Link Between Childhood Trauma and Adult Chronic Pain: McGill University Research

2023-12-20 21:36:41

MONTREAL — Negative childhood experiences are associated with a higher probability of chronic pain in adulthood, finds a meta-analysis led by a researcher at McGill University.

More specifically, individuals who reported being physically abused as children were subsequently significantly more likely to report chronic pain or pain-related disability as adults.

“Negative experiences during childhood are associated with different health problems that can be understood on a psychological level, but also on a physical level,” recalled Professor André Bussières, from the School of Physiotherapy and Occupational Therapy. from McGill.

“We wondered if, in fact, there was a link that might exist between these negative experiences in children and later, in adults, long-term consequences.”

A direct negative childhood experience (such as physical, sexual, or emotional abuse, or neglect) combined with an indirect negative experience (domestic violence or mental illness within the home) increased the risk of chronic pain or disability caused by pain in adulthood.

The risk of chronic pain in adulthood increased progressively depending on whether the subject had been the victim of one, two, three, four or more negative experience(s) in childhood.

The increased risk of chronic pain ranged from 31% with a single exposure to 98% with multiple exposures.

Professor Bussières and his colleagues come to these conclusions following having reviewed around sixty studies on the subject.

“These painful disorders being very common, a modest increase in risk implies a large number of additional cases and therefore a significant impact on the health of the population,” emphasize the authors.

Exposure to a negative childhood experience is associated with the most common chronic pain, such as back pain, neck pain or other musculoskeletal disorders, leading to enormous costs for the health system, they point out. .

The exact mechanism underlying the association between chronic pain in adulthood and adverse childhood experiences is not well understood.

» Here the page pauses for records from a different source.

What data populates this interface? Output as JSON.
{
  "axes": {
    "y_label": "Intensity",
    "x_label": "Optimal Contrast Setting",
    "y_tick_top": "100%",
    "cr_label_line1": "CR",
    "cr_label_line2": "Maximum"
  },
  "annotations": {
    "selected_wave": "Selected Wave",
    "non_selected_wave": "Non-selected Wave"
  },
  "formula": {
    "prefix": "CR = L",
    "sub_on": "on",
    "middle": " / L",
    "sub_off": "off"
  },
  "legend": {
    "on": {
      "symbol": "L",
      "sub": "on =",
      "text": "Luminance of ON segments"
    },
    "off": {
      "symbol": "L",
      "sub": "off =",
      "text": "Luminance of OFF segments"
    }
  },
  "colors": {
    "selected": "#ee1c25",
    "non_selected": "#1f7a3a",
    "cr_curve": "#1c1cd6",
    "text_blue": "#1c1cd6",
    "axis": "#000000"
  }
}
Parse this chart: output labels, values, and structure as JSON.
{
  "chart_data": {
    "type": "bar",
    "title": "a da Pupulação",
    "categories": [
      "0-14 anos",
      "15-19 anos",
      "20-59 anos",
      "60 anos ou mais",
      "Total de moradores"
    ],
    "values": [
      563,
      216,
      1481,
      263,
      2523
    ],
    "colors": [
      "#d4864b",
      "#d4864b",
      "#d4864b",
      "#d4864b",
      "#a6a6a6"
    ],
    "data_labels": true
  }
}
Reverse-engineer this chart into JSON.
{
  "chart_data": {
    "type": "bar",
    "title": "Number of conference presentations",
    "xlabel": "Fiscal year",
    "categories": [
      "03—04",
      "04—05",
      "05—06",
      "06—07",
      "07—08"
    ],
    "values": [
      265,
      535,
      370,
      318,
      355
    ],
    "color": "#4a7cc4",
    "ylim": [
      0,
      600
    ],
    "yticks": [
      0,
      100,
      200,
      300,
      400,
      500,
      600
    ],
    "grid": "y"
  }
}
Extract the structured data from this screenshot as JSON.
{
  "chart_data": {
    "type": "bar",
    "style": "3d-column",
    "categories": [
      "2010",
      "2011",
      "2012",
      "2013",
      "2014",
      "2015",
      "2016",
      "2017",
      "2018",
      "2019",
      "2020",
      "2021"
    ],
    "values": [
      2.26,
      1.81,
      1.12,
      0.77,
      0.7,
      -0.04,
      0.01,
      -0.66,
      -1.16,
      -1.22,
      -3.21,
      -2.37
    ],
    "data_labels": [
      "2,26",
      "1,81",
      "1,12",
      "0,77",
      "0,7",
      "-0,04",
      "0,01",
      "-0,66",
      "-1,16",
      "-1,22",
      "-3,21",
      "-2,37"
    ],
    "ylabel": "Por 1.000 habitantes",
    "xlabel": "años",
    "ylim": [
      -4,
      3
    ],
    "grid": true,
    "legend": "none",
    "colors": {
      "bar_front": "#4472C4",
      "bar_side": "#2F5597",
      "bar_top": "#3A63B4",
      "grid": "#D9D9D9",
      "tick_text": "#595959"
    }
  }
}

A change in gene expression that affects brain structure and function, greater sensitivity to pain later in life and less cortisone production in adulthood are among the hypotheses being studied.

“The other (hypothesis) is that it causes stress which is continuous in the individual, which can become unconscious,” said Professor Bussières. We do not necessarily remember all the events that have happened to us during our lives and which might cause possible fatigue of the nervous system, difficulty controlling pain, (…) and therefore it happens more at the system level. central nervous system.”

Approximately one in five Canadians suffer from chronic pain. A study published in 2016 calculated that one billion children ― or half of the world’s children ― are exposed to physical, sexual or emotional violence every year.

The findings of the new study were published by the medical journal European Journal of Psychotraumatology.